Continuei dirigindo e dirigindo em horas que pareciam se arrastar por dias. O tanque que eu enchi de novo no último posto com pessoas, foi ainda em área tailandesa e por isso me preocupava o tanque estar batendo quase no vazio e eu ainda não ter saído da área de floresta fechada. Já era para ter chegando no vilarejo que beirava o parque de área protegida... Já era para ter chegado lá a muito tempo...

Mas tudo o que via ainda era floresta e floresta em uma estrada que parecia não ter fim.

Acabei encostando quando a madrugada ameaçava ser iluminada pelas primeiras sombras da manhã e suspirei, saindo do carro para respirar um pouco e tentar algum sinal mesmo que eu soubesse que não haveria nenhum.

Ergui o celular como um tolo perdido e acabei pisando na mata lateral e sentindo... Meu corpo resfriar absurdamente e em segundos.

Ergui os olhos com um péssimo pressentimento e vi a loira dos meus sonhos pós coma vestida toda de branco e descalça a poucos metros de mim. Ela não disse nada, nem eu. Ficamos nos encarando até que ela me deu as costas...

E meus pés a seguiram contra a minha vontade.

Que merda era aquela!?

Eu quis esbravejar, mas não consegui e depois de certo tempo me vi saindo em um espaço mais aberto e diante de um portal de ruínas bem conservadas com marcas únicas que eu já tinha visto em algum lugar.

Olhei ao redor com mais atenção e por fim vi ao longe os edifícios antigos... De Angkor.

— Impossível!

— Você dirigiu até aqui, meu lorde – A assombração de branco finalmente falou comigo parando ao meu lado e olhando para o mesmo arco – Em outro mundo, em dias passados, sua primeira neta que ainda nascerá, morreu diante desse portão. Ela se transformou em chuva e foi levada pelo poder universal que atravessa os mundos até uma nova casa – E nisso ela me olhou fixa – Não sou a bruxa que conheceu naquele dia, eu sou um espírito que ainda vaga por esse mundo se desfragmentando em alivio por poder voltar a me libertar e renascer. Em minha última vida me chamavam de Dama. Em minha última vida... Eu também morri em água e estou aqui para lhe proteger na primeira de infinitas vezes. Eu renascerei como sua filha, meu senhor, e você me chamará de Maria. Eu que morri em água, renascerei de um homem e trarei a vida a chuva que regará esse mundo. Eu serei um dos seus mais infalíveis escudos.

— Impossível!

Disse entre os dentes me afastando dela que não se moveu. Eu vi o corpo dela direito e percebi que era translúcido, e ficava ainda mais etéreo com o dia nascendo à nossas costas...

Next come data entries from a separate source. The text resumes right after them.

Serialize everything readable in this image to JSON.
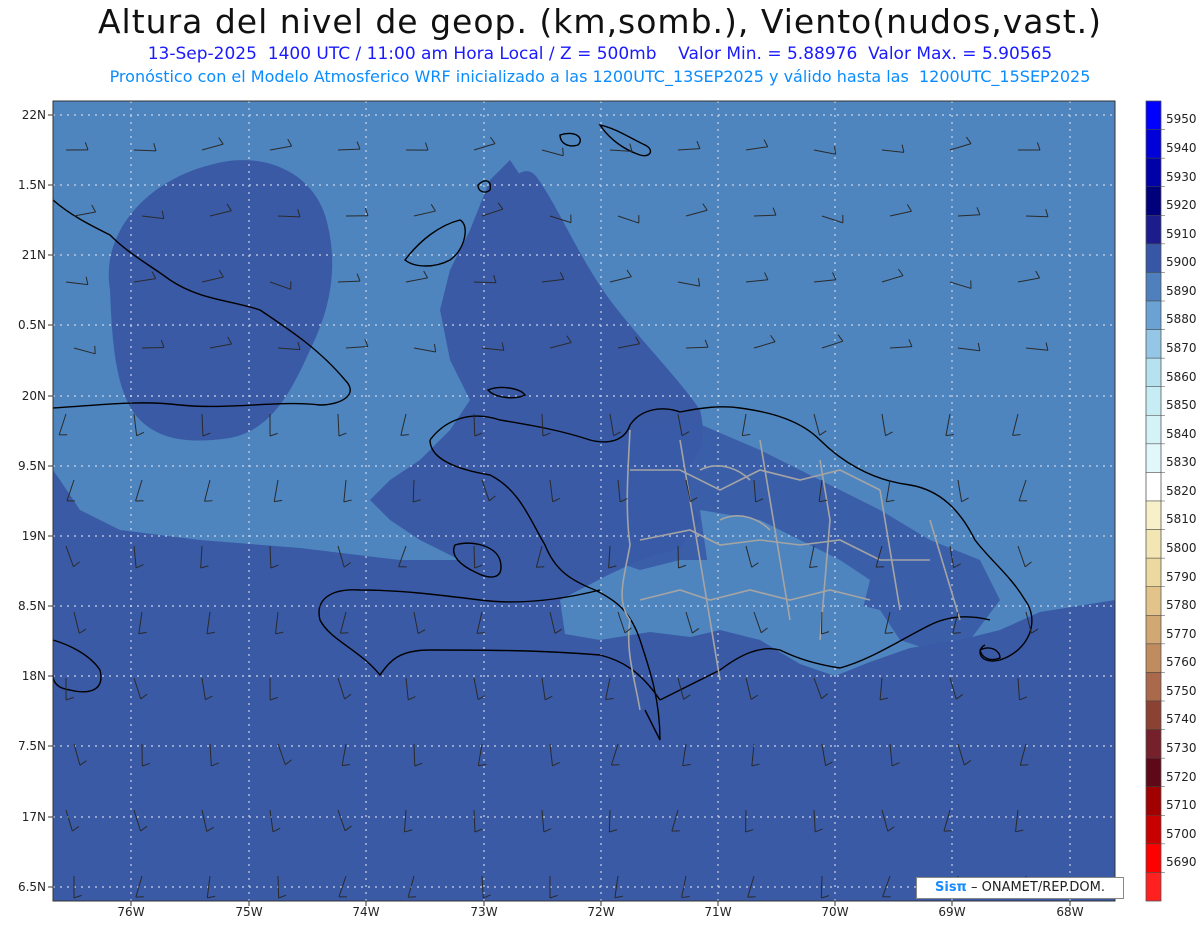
{
  "header": {
    "title": "Altura del nivel de geop. (km,somb.), Viento(nudos,vast.)",
    "subtitle1": "13-Sep-2025  1400 UTC / 11:00 am Hora Local / Z = 500mb    Valor Min. = 5.88976  Valor Max. = 5.90565",
    "subtitle2": "Pronóstico con el Modelo Atmosferico WRF inicializado a las 1200UTC_13SEP2025 y válido hasta las  1200UTC_15SEP2025"
  },
  "axes": {
    "lat_labels": [
      "22N",
      "1.5N",
      "21N",
      "0.5N",
      "20N",
      "9.5N",
      "19N",
      "8.5N",
      "18N",
      "7.5N",
      "17N",
      "6.5N"
    ],
    "lon_labels": [
      "76W",
      "75W",
      "74W",
      "73W",
      "72W",
      "71W",
      "70W",
      "69W",
      "68W"
    ]
  },
  "colorbar": {
    "levels": [
      "5950",
      "5940",
      "5930",
      "5920",
      "5910",
      "5900",
      "5890",
      "5880",
      "5870",
      "5860",
      "5850",
      "5840",
      "5830",
      "5820",
      "5810",
      "5800",
      "5790",
      "5780",
      "5770",
      "5760",
      "5750",
      "5740",
      "5730",
      "5720",
      "5710",
      "5700",
      "5690"
    ],
    "colors": [
      "#0000ff",
      "#0000d8",
      "#0000a8",
      "#00007a",
      "#1c1c8c",
      "#3757a6",
      "#4d80bc",
      "#6aa2d3",
      "#95c6e6",
      "#b6e2f0",
      "#c8ecf4",
      "#d5f2f7",
      "#e2f7fa",
      "#ffffff",
      "#f7f0c9",
      "#f2e6b4",
      "#ecd9a0",
      "#e2c48a",
      "#d1a873",
      "#c08c5f",
      "#a9694a",
      "#8c4233",
      "#76202b",
      "#5e0818",
      "#a00000",
      "#c80000",
      "#ff0000",
      "#ff2020"
    ],
    "colors_note_field": "background shading"
  },
  "field": {
    "background_color": "#3a5aa6",
    "ridge_color": "#4e85bf",
    "coast_color": "#000000",
    "border_color": "#9e9e9e"
  },
  "credit": {
    "logo": "Sisπ",
    "text": " –  ONAMET/REP.DOM."
  }
}
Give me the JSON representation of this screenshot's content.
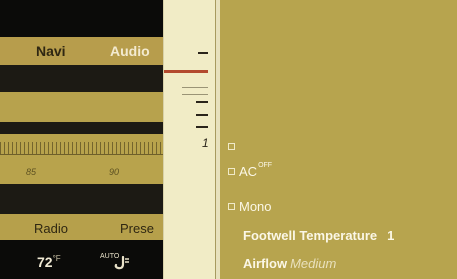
{
  "audio": {
    "tabs": [
      "Navi",
      "Audio"
    ],
    "active_tab": "Audio",
    "scale_labels": [
      "85",
      "90"
    ],
    "bottom_tabs": [
      "Radio",
      "Prese"
    ]
  },
  "status": {
    "temperature": "72",
    "temperature_unit": "°F",
    "auto_label": "AUTO"
  },
  "slider": {
    "level_number": "1"
  },
  "menu": {
    "items": [
      {
        "label": "",
        "checkbox": true
      },
      {
        "label": "AC",
        "suffix": "OFF",
        "checkbox": true
      },
      {
        "label": "Mono",
        "checkbox": true
      },
      {
        "label": "Footwell Temperature",
        "value": "1"
      },
      {
        "label": "Airflow",
        "value": "Medium"
      }
    ]
  },
  "colors": {
    "panel_gold": "#b7a44e",
    "dark_bg": "#1a1a16",
    "slider_bg": "#f1ecc6",
    "indicator": "#b34a2e",
    "menu_text": "#fbf7e6"
  }
}
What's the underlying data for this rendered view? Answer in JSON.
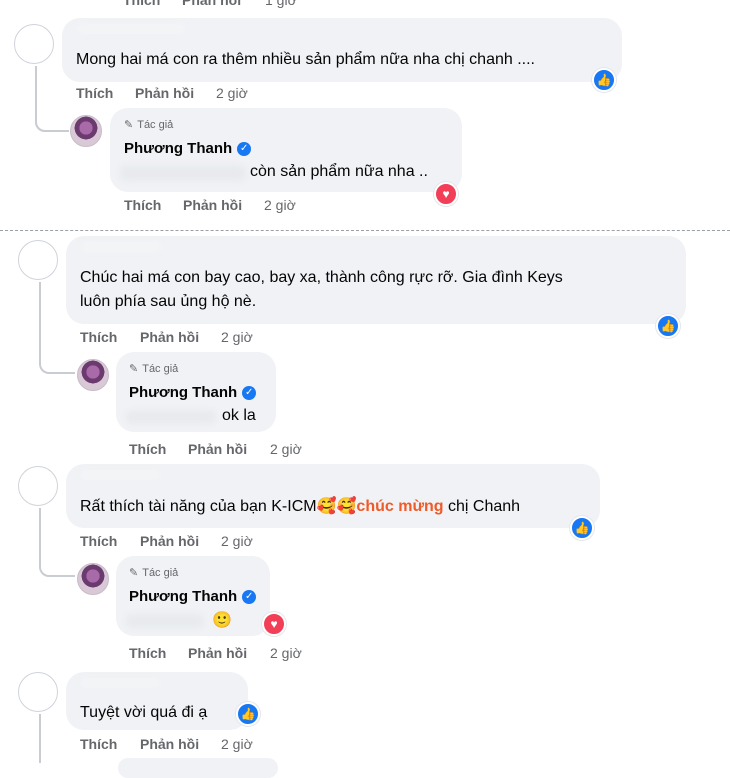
{
  "actions": {
    "like": "Thích",
    "reply": "Phản hồi"
  },
  "author_badge": "Tác giả",
  "author_name": "Phương Thanh",
  "top": {
    "time": "1 giờ"
  },
  "section1": {
    "comment": {
      "text": "Mong hai má con ra thêm nhiều sản phẩm nữa nha chị chanh ....",
      "time": "2 giờ",
      "reaction": "like"
    },
    "reply": {
      "text": "còn sản phẩm nữa nha ..",
      "time": "2 giờ",
      "reaction": "love"
    }
  },
  "section2": {
    "c1": {
      "text_line1": "Chúc hai má con bay cao, bay xa, thành công rực rỡ. Gia đình Keys",
      "text_line2": "luôn phía sau ủng hộ nè.",
      "time": "2 giờ",
      "reaction": "like"
    },
    "r1": {
      "text": "ok la",
      "time": "2 giờ"
    },
    "c2": {
      "text_before": "Rất thích tài năng của bạn K-ICM",
      "emoji": "🥰🥰",
      "text_highlight": "chúc mừng",
      "text_after": " chị Chanh",
      "time": "2 giờ",
      "reaction": "like"
    },
    "r2": {
      "emoji": "🙂",
      "time": "2 giờ",
      "reaction": "love"
    },
    "c3": {
      "text": "Tuyệt vời quá đi ạ",
      "time": "2 giờ",
      "reaction": "like"
    }
  },
  "colors": {
    "like": "#1877f2",
    "love": "#f33e58",
    "highlight": "#f05a28",
    "bubble": "#f0f2f5",
    "meta": "#65676b"
  }
}
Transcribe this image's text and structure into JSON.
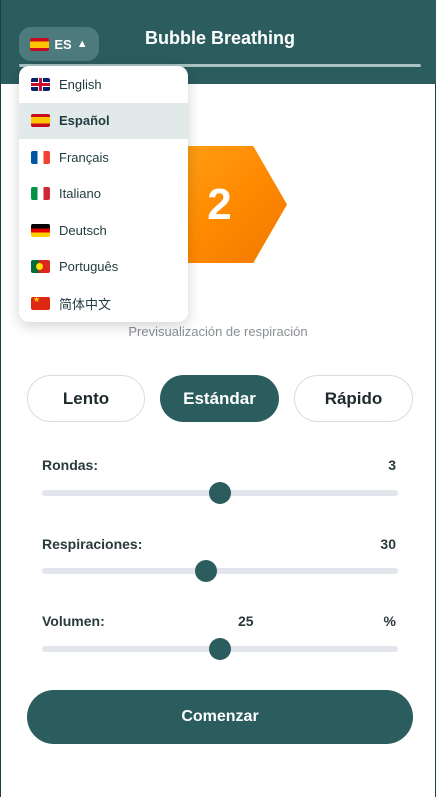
{
  "header": {
    "title": "Bubble Breathing",
    "language_button": {
      "code": "ES",
      "flag": "es",
      "caret": "▲"
    }
  },
  "language_menu": {
    "items": [
      {
        "label": "English",
        "flag": "gb",
        "selected": false
      },
      {
        "label": "Español",
        "flag": "es",
        "selected": true
      },
      {
        "label": "Français",
        "flag": "fr",
        "selected": false
      },
      {
        "label": "Italiano",
        "flag": "it",
        "selected": false
      },
      {
        "label": "Deutsch",
        "flag": "de",
        "selected": false
      },
      {
        "label": "Português",
        "flag": "pt",
        "selected": false
      },
      {
        "label": "简体中文",
        "flag": "cn",
        "selected": false
      }
    ]
  },
  "preview": {
    "count": "2",
    "label": "Previsualización de respiración"
  },
  "speed": {
    "slow": "Lento",
    "standard": "Estándar",
    "fast": "Rápido",
    "active": "standard"
  },
  "sliders": {
    "rounds": {
      "label": "Rondas:",
      "value": "3",
      "fraction": 0.5
    },
    "breaths": {
      "label": "Respiraciones:",
      "value": "30",
      "fraction": 0.46
    },
    "volume": {
      "label": "Volumen:",
      "value": "25",
      "unit": "%",
      "fraction": 0.5
    }
  },
  "start_button": "Comenzar",
  "colors": {
    "primary": "#2b5c5e",
    "accent": "#ff8a00",
    "track": "#e2e6ec"
  }
}
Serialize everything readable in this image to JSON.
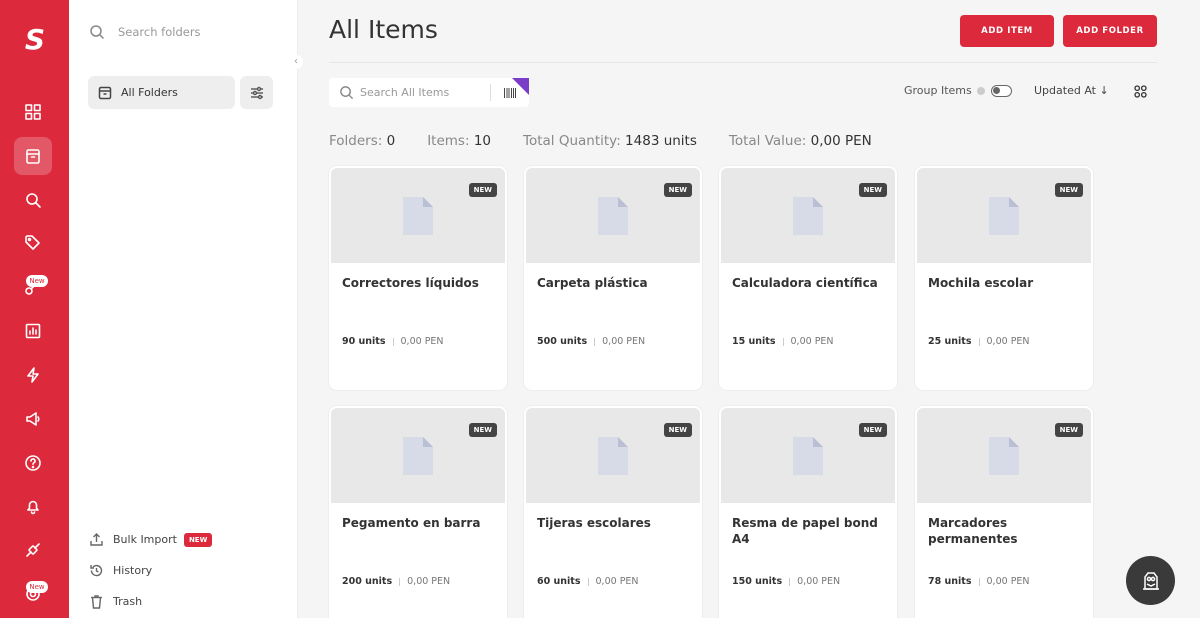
{
  "brand": {
    "logo_letter": "S",
    "accent": "#dc2a3c"
  },
  "rail": {
    "icons": [
      "dashboard-icon",
      "items-icon",
      "search-icon",
      "tags-icon",
      "workflows-icon",
      "reports-icon",
      "automation-icon",
      "announcements-icon",
      "help-icon",
      "notifications-icon",
      "integrations-icon",
      "settings-icon"
    ],
    "badges": [
      "New",
      "New"
    ]
  },
  "folders_panel": {
    "search_placeholder": "Search folders",
    "all_folders_label": "All Folders",
    "bulk_import_label": "Bulk Import",
    "bulk_import_badge": "NEW",
    "history_label": "History",
    "trash_label": "Trash"
  },
  "header": {
    "title": "All Items",
    "add_item_label": "ADD ITEM",
    "add_folder_label": "ADD FOLDER"
  },
  "toolbar": {
    "search_placeholder": "Search All Items",
    "group_items_label": "Group Items",
    "sort_label": "Updated At",
    "sort_arrow": "↓"
  },
  "stats": {
    "folders_label": "Folders:",
    "folders_value": "0",
    "items_label": "Items:",
    "items_value": "10",
    "qty_label": "Total Quantity:",
    "qty_value": "1483 units",
    "value_label": "Total Value:",
    "value_value": "0,00 PEN"
  },
  "cards": [
    {
      "badge": "NEW",
      "name": "Correctores líquidos",
      "units": "90 units",
      "value": "0,00 PEN"
    },
    {
      "badge": "NEW",
      "name": "Carpeta plástica",
      "units": "500 units",
      "value": "0,00 PEN"
    },
    {
      "badge": "NEW",
      "name": "Calculadora científica",
      "units": "15 units",
      "value": "0,00 PEN"
    },
    {
      "badge": "NEW",
      "name": "Mochila escolar",
      "units": "25 units",
      "value": "0,00 PEN"
    },
    {
      "badge": "NEW",
      "name": "Pegamento en barra",
      "units": "200 units",
      "value": "0,00 PEN"
    },
    {
      "badge": "NEW",
      "name": "Tijeras escolares",
      "units": "60 units",
      "value": "0,00 PEN"
    },
    {
      "badge": "NEW",
      "name": "Resma de papel bond A4",
      "units": "150 units",
      "value": "0,00 PEN"
    },
    {
      "badge": "NEW",
      "name": "Marcadores permanentes",
      "units": "78 units",
      "value": "0,00 PEN"
    }
  ]
}
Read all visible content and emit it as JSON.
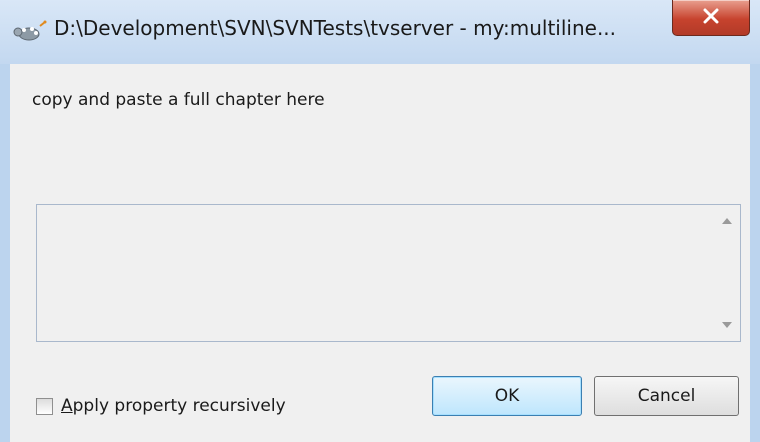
{
  "window": {
    "title": "D:\\Development\\SVN\\SVNTests\\tvserver - my:multiline..."
  },
  "dialog": {
    "prompt": "copy and paste a full chapter here",
    "textarea_value": "",
    "checkbox": {
      "checked": false,
      "label_first": "A",
      "label_rest": "pply property recursively"
    },
    "ok_label": "OK",
    "cancel_label": "Cancel"
  },
  "icons": {
    "app": "tortoisesvn-icon",
    "close": "close-icon",
    "scroll_up": "scroll-up-arrow-icon",
    "scroll_down": "scroll-down-arrow-icon"
  },
  "colors": {
    "titlebar": "#c3d8f0",
    "close_button": "#c7432e",
    "default_button_border": "#3c7fb1",
    "client_background": "#f0f0f0"
  }
}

— Eu estou me fundindo aos poucos a alma dela, em breve seremos uno – Ela se voltou para mim e sorriu – Você a amará e ela a você como nada nem ninguém antes ou depois se atou nesse mundo. Será um laço de pai e filha inexplicável. Sentirá, quando sentir. Eu lhe trouxe até aqui, porque aqui terminou para todos nós, e começará para todos nós. Eu queria que soubesse... Que mesmo que não acredite em magia, ela acredita em você e você, meu senhor, foi o escolhido para protegê-la nesse mundo e guardá-la.